Salt Security has released new API threat research from Salt Labs detailing Elastic Injection attacks. The research highlights a widespread API vulnerability that results from the misimplementation of Elastic Stack, a group of open source products that use APIs for critical data aggregation, search, and analytics capabilities. Salt Labs found that nearly every organization using Elastic Stack is affected by this vulnerability, which makes users susceptible to injection attacks. Bad actors can use injection attacks to exfiltrate data and launch denial of service (DoS) events.
“The Elastic Stack API vulnerability can lead to the exposure of sensitive data that can be used to perpetuate serious fraud and abuse, creating substantial business risk,” said Roey Eliyahu, co-founder and CEO, Salt Security.
According to the Salt Security State of API Security Report, Q3 2021, API attacks have surged 348% in the last six months. The emergence of exploitable vulnerabilities alongside the proliferation of business-critical APIs expose the significant security gaps that arise from the integration of third-party applications and services.
Exploiting the Elastic Stack vulnerability enables any user to extract sensitive customer and system data or create a DoS condition that could render a system unavailable. Salt Labs first identified the exploitable flaws in a large online business-to-consumer (B2C) platform that provides API-based mobile applications and software as a service to millions of global users.

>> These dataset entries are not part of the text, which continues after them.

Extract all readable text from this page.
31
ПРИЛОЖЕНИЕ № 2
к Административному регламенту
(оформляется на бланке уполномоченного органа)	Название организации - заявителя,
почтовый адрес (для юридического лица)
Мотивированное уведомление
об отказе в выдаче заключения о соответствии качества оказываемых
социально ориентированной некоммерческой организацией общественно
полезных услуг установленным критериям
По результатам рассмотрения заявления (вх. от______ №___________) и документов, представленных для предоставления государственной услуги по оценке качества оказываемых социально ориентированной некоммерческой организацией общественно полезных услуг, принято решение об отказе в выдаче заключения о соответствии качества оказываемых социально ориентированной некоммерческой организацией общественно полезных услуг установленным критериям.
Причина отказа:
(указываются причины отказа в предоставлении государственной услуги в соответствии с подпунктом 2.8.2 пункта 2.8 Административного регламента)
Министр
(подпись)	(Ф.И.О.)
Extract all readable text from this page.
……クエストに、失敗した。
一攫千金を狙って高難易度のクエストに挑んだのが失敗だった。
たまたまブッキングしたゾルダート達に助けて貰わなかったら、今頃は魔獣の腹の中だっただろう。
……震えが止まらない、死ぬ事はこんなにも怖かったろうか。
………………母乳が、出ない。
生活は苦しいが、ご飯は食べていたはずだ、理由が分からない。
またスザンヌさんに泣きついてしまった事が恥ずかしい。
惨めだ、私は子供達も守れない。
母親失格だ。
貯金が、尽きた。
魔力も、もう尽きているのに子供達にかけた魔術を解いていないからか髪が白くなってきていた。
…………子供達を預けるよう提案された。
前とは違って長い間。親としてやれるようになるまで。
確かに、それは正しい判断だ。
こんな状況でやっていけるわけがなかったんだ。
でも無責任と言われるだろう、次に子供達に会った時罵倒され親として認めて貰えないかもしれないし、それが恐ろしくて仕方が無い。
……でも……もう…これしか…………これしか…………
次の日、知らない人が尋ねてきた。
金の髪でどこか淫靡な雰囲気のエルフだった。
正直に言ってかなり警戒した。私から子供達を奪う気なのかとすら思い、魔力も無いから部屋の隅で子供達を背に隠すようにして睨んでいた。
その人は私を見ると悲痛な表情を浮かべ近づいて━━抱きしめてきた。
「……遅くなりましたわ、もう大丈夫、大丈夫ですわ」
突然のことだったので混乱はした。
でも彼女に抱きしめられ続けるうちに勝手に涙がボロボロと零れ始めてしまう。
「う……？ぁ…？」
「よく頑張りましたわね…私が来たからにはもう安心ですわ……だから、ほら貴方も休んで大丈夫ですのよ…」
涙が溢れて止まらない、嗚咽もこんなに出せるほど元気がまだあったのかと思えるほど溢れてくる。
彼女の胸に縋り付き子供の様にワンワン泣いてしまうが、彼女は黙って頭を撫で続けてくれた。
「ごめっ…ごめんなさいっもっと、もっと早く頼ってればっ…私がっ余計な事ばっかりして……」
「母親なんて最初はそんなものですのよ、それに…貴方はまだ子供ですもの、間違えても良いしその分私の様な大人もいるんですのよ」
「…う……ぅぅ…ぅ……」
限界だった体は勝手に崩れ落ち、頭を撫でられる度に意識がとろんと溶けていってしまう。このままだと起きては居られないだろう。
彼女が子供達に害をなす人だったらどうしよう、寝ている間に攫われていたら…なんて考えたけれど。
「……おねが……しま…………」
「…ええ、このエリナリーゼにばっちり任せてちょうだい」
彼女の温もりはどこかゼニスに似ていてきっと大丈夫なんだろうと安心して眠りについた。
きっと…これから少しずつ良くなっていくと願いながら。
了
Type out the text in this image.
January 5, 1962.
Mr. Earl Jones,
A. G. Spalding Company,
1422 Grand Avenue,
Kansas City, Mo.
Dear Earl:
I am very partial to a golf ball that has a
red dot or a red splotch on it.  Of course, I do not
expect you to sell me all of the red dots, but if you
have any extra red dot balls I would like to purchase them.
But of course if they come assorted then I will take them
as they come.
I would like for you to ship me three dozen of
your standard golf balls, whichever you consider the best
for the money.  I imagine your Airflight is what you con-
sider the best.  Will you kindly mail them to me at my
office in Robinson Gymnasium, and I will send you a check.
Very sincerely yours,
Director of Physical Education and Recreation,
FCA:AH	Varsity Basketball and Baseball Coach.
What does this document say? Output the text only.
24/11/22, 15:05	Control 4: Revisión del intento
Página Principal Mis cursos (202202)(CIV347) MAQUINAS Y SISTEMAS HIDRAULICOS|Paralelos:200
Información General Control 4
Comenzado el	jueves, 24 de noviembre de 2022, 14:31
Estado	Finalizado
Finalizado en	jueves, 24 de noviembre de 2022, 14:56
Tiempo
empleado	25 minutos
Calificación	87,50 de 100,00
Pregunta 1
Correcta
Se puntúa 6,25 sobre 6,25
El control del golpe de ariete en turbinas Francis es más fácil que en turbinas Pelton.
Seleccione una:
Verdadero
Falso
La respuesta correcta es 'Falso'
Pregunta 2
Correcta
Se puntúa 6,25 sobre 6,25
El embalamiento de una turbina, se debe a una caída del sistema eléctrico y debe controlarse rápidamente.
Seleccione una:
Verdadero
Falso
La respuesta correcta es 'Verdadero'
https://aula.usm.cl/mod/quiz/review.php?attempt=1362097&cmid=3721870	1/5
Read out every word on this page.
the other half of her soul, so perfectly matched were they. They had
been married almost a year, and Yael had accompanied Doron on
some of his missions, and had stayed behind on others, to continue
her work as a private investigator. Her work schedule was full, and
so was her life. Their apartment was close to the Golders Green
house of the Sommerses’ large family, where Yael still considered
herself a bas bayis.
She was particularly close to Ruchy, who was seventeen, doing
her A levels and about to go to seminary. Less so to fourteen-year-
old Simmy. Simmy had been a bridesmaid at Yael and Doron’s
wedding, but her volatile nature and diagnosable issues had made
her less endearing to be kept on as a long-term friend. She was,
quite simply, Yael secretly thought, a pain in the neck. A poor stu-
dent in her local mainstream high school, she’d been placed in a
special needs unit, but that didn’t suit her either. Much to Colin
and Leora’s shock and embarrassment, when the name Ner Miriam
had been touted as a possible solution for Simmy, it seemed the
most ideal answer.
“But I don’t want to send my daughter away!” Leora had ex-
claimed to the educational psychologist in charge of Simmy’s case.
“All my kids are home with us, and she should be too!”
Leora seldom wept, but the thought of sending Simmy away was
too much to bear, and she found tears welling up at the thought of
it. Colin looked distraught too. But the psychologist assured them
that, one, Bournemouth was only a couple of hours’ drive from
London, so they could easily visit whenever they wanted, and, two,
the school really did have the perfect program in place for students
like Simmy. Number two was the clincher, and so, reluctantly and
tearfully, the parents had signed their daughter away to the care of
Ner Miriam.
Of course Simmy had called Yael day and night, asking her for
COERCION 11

Exploits that take advantage of this design weakness can create a cascade of API threats that correspond to common API security problems described in the OWASP API Security Top 10, including: excessive data exposure, lack of resources and rate limits, security misconfiguration and susceptibility to injection attacks due to lack of input filtering.
Salt Labs researchers were able to show how the impact of the Elastic Stack design implementation flaws worsens significantly when an attacker chains together multiple exploits.